The air security agencies (read: bureaucracies) had all the information they needed to know this guy was a bomb threat and to catch him well before he ever got on a plane. But they just didn't have their act together. Obama himself has pointed this out.
So why go for the technological quick-fix? So bureaucracies don't have to change. To prevent Congress or Parliament or the general public from shining a very bright light up their orifice to see what they are doing wrong. |
Would you rather trust your life to a technological solution or to a government organization run by a political appointee with rather questionable qualifications?
Even after 9/11 and Katrina, vital US government organizations are still poorly managed as the attempted underpants bombing highlights.

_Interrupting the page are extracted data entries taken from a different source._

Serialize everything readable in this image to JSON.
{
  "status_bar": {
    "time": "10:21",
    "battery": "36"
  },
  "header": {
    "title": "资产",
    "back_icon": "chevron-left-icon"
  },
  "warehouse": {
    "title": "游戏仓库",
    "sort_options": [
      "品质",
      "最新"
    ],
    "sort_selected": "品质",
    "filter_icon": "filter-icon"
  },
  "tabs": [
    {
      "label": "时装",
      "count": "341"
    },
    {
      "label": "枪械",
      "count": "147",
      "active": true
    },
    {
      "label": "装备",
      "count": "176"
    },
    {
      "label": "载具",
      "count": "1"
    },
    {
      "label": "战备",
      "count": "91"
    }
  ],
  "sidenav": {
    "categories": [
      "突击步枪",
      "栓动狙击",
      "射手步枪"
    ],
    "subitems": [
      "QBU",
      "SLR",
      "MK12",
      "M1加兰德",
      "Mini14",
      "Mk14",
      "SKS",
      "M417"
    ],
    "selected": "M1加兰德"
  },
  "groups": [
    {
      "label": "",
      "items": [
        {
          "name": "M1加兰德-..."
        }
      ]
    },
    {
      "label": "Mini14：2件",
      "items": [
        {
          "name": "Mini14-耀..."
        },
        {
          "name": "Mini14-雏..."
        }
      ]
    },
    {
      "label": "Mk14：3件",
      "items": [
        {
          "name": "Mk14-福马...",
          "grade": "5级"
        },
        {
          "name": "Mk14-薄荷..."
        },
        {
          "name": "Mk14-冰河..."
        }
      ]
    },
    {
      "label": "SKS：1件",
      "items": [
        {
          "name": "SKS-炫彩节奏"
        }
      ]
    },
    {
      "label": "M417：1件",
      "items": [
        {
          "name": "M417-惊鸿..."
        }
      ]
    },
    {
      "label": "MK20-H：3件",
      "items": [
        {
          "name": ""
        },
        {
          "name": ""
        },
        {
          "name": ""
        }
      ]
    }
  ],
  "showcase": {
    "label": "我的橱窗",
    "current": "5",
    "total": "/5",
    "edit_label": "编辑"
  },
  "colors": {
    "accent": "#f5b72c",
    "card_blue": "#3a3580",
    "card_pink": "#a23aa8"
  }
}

In your dealings with airport security personnel, did you find them to be security professionals or McSecurity, one step removed from working a counter at McDonalds? |
That's my point. There is no attempt made to make these intelligence-gathering agencies better...or at least, the attempts made to date still don't seem to be adequate. So people - at least some people - think that a technological quick-fix is the solution to the problem.
Problem is...technological fixes are only as good as the bureaucracies and agencies that use them. And in many cases they are simply a substitute for careful thinking and planning. As Obama pointed out, there was more than enough information to red flag the underwear bomber and prevent him from ever getting on a plane, let alone letting him get anywere near a body scanner or a metal detector.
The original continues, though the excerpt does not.